Rufen Sie Ihre Abgeordneten auf, sich für die Ampel einzusetzen. Ganz einfach auf abgeordnetenwatch.de!

Schon mehr als 10.000 Menschen haben sich an der Mitmach-Aktion von foodwatch zur Ampelkennzeichnung beteiligt und an Bundeslandwirtschaftsminister Horst Seehofer sowie die zuständigen Europa-Abgeordneten appelliert, sich für die "Ampelkennzeichnung" einzusetzen. Jetzt können Sie noch mehr tun: Fordern Sie Ihre(n) Bundestagsabgeordnete(n) auf, die "Ampel" zu unterstützen. Ganz einfach auf die Internetseite abgeordnetenwatch.de gehen! Wir versprechen Ihnen: Das bleibt nicht ohne Wirkung.

Liebe Leute,

die Reaktion auf unsere Mitmach-Aktion für eine Ampelkennzeichnung der Nährwerte von Lebensmitteln ist überwältigend. In kurzer Zeit haben sich mehr als 10.000 Menschen beteiligt und an Bundeslandwirtschaftsminister Horst Seehofer, aber auch an die zuständigen EU-Kommissare und die Fraktionsvorsitzenden im Europa-Parlament geschrieben. Ganz klar ist: Die Menschen haben es satt, mit der Lupe missverständliche Produktinformationen auf den Verpackungen zu enträtseln. Deshalb setzt sich foodwatch für das in England bereits erfolgreich verwendete Ampelsystem ein. Dort wird die Ampelkennzeichnung für Lebensmittel bereits auf 10.000 Produkten verwendet. Die Farben Rot, Gelb und Grün weisen für jeden verständlich auf den Gehalt an Fett, Zucker und Salz hin.

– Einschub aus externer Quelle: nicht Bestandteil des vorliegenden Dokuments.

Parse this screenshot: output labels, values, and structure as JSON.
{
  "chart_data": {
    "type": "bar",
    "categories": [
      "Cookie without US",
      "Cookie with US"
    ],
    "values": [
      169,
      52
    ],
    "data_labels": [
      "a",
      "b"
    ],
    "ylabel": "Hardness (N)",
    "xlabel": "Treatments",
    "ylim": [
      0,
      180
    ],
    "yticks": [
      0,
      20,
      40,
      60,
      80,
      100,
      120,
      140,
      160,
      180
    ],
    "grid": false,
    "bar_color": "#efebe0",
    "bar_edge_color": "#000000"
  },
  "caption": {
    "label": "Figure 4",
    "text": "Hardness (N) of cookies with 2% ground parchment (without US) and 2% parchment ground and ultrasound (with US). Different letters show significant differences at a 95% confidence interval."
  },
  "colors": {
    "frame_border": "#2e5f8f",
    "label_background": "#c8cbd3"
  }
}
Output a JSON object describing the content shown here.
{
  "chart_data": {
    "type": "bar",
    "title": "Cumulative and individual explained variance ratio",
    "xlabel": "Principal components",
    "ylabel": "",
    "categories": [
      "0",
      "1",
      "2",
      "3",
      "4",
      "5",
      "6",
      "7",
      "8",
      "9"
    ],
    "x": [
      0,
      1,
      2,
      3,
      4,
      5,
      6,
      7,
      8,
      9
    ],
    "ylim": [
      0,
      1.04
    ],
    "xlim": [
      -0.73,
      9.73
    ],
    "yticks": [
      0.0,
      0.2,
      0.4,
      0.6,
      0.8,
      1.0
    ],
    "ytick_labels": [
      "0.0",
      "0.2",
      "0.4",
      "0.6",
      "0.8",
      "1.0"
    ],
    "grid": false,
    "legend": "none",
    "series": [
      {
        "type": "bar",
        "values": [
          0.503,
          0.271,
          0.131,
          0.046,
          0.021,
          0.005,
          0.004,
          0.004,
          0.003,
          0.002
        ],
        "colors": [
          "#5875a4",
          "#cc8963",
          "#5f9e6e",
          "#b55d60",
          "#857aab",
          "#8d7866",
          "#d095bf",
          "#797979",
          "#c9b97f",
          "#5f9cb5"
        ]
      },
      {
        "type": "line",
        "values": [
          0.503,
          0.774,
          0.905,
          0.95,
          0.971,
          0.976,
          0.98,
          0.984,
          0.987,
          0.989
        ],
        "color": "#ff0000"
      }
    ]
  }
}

Die Nahrungsmittelindustrie, unterstützt von Horst Seehofer und der EU-Kommission, will dagegen ein irreführendes, unverständliches Zahlensystem, das die tatsächlichen Nährwerte verschleiert! Allerdings ist das kein Wunder. Das Ampelsystem würde deutlich machen: Viele verarbeitete Lebensmittel, zum Beispiel Frühstückscerealien und Joghurtdrinks, sind gnadenlos überzuckert und tragen zum drängenden Problem des Übergewichts - insbesondere von Kindern - bei. Weitere Informationen zur Ampelkennzeichung und zum Vorschlag der Nahrungsmittelindustrie finden Sie hier.

Der Kampf um die Ampel ist noch lange nicht entschieden. Auch Ihre Stimme zählt! Unterschreiben Sie jetzt, falls Sie noch nicht an der Protestaktion mitgemacht haben.

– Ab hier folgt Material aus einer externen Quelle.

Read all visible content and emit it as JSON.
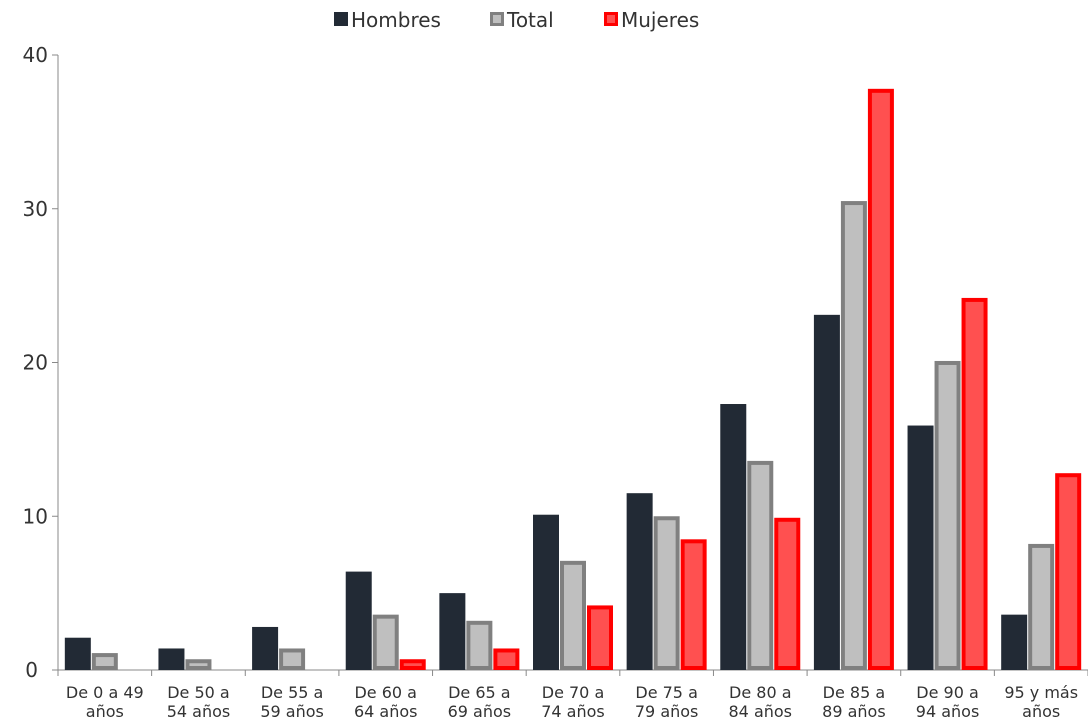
{
  "chart_data": {
    "type": "bar",
    "categories": [
      [
        "De 0 a 49",
        "años"
      ],
      [
        "De 50 a",
        "54 años"
      ],
      [
        "De 55 a",
        "59 años"
      ],
      [
        "De 60 a",
        "64 años"
      ],
      [
        "De 65 a",
        "69 años"
      ],
      [
        "De 70 a",
        "74 años"
      ],
      [
        "De 75 a",
        "79 años"
      ],
      [
        "De 80 a",
        "84 años"
      ],
      [
        "De 85 a",
        "89 años"
      ],
      [
        "De 90 a",
        "94 años"
      ],
      [
        "95 y más",
        "años"
      ]
    ],
    "series": [
      {
        "name": "Hombres",
        "values": [
          2.1,
          1.4,
          2.8,
          6.4,
          5.0,
          10.1,
          11.5,
          17.3,
          23.1,
          15.9,
          3.6
        ],
        "fill": "#222a35",
        "stroke": "#222a35"
      },
      {
        "name": "Total",
        "values": [
          1.1,
          0.7,
          1.4,
          3.6,
          3.2,
          7.1,
          10.0,
          13.6,
          30.5,
          20.1,
          8.2
        ],
        "fill": "#bfbfbf",
        "stroke": "#808080"
      },
      {
        "name": "Mujeres",
        "values": [
          0,
          0,
          0,
          0.7,
          1.4,
          4.2,
          8.5,
          9.9,
          37.8,
          24.2,
          12.8
        ],
        "fill": "#ff5050",
        "stroke": "#ff0000"
      }
    ],
    "yticks": [
      0,
      10,
      20,
      30,
      40
    ],
    "ylim": [
      0,
      40
    ],
    "legend_position": "top-center",
    "grid": false
  }
}
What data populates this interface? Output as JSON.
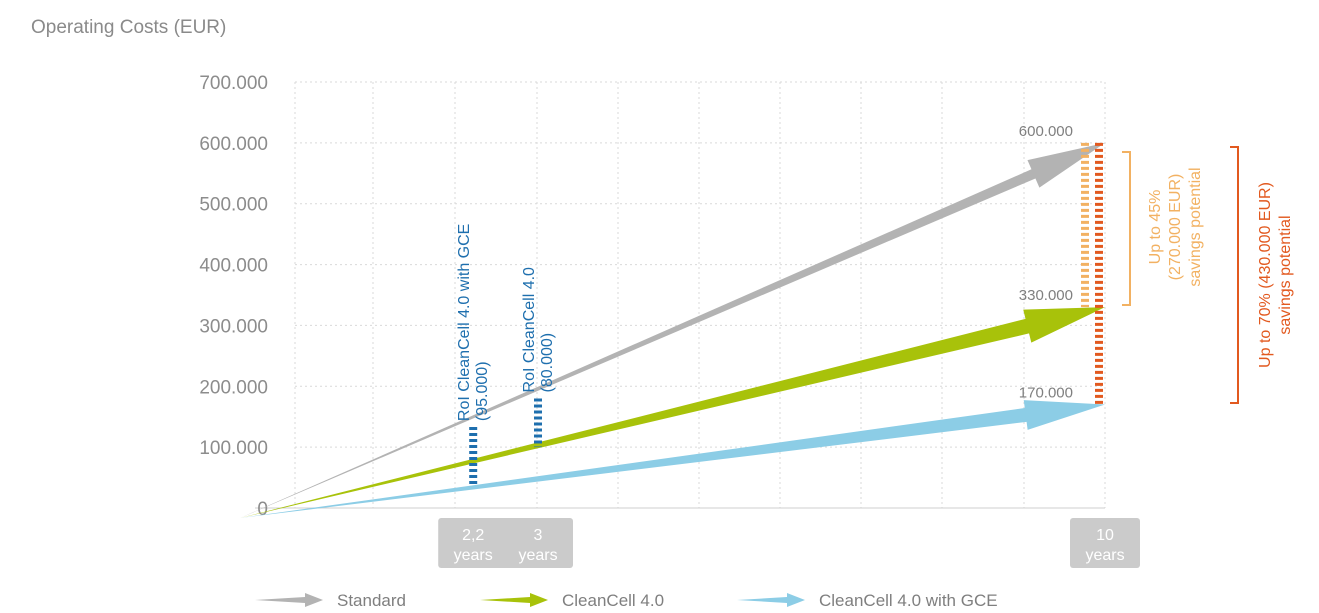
{
  "ylabel": "Operating Costs (EUR)",
  "chart_data": {
    "type": "line",
    "ylabel": "Operating Costs (EUR)",
    "ylim": [
      0,
      700000
    ],
    "xlim": [
      0,
      10
    ],
    "yticks": [
      {
        "value": 0,
        "label": "0"
      },
      {
        "value": 100000,
        "label": "100.000"
      },
      {
        "value": 200000,
        "label": "200.000"
      },
      {
        "value": 300000,
        "label": "300.000"
      },
      {
        "value": 400000,
        "label": "400.000"
      },
      {
        "value": 500000,
        "label": "500.000"
      },
      {
        "value": 600000,
        "label": "600.000"
      },
      {
        "value": 700000,
        "label": "700.000"
      }
    ],
    "grid": true,
    "series": [
      {
        "name": "Standard",
        "color": "#b3b3b3",
        "x": [
          0,
          10
        ],
        "y": [
          0,
          600000
        ]
      },
      {
        "name": "CleanCell 4.0",
        "color": "#a8c20a",
        "x": [
          0,
          10
        ],
        "y": [
          0,
          330000
        ]
      },
      {
        "name": "CleanCell 4.0 with GCE",
        "color": "#8ccde6",
        "x": [
          0,
          10
        ],
        "y": [
          0,
          170000
        ]
      }
    ],
    "end_labels": [
      {
        "value": 600000,
        "label": "600.000"
      },
      {
        "value": 330000,
        "label": "330.000"
      },
      {
        "value": 170000,
        "label": "170.000"
      }
    ],
    "x_markers": [
      {
        "x": 2.2,
        "line1": "2,2",
        "line2": "years"
      },
      {
        "x": 3,
        "line1": "3",
        "line2": "years"
      },
      {
        "x": 10,
        "line1": "10",
        "line2": "years"
      }
    ],
    "roi_annotations": [
      {
        "x": 2.2,
        "y_from": 37000,
        "y_to": 133000,
        "line1": "RoI CleanCell 4.0 with GCE",
        "line2": "(95.000)"
      },
      {
        "x": 3,
        "y_from": 100000,
        "y_to": 180000,
        "line1": "RoI CleanCell 4.0",
        "line2": "(80.000)"
      }
    ],
    "savings": [
      {
        "y_from": 330000,
        "y_to": 600000,
        "color": "#f2b162",
        "line1": "Up to 45%",
        "line2": "(270.000 EUR)",
        "line3": "savings potential"
      },
      {
        "y_from": 170000,
        "y_to": 600000,
        "color": "#e2591f",
        "line1": "Up to 70% (430.000 EUR)",
        "line2": "savings potential"
      }
    ],
    "legend_position": "bottom"
  }
}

Und falls Sie schon teilgenommen haben, empfehlen Sie die Aktion bitte weiter. Ganz einfach mit dem neuen Weitersagen-Formular auf der foodwatch-Internetseite.

Wollen Sie politisch noch mehr bewegen? Es liegt ganz allein in Ihrer Hand. Gehen Sie jetzt auf www.abgeordnetenwatch.de und fordern Sie die Ampel!

Ihre Abgeordneten im Bundestag und im Europaparlament entscheiden über die Ampelkennzeichnung bei Lebensmitteln. Fordern Sie deshalb ihre(n) Bundestagsabgeordnete(n) über die Internetseite www.abgeordnetenwatch.de auf, sich für die Ampel stark zu machen. Nach Eingabe der Postleitzahl gelangen Sie zu allen Abgeordneten Ihres Wahlkreises. Über das Frageformular am Fuß der jeweiligen Profilseite können Sie an die Volksvertreter appellieren, sich für die Ampel einzusetzen. Das Besondere: Auf abgeordnetenwatch.de werden nicht nur Fragen gestellt. Auch die meisten Politiker antworten online. Sowohl Ihre Fragen als auch die Antworten der Abgeordneten können von allen anderen Besuchern gelesen werden. Rufen Sie die Parlamentarier deshalb jetzt auf, zur Ampelkennzeichnung Stellung zu beziehen.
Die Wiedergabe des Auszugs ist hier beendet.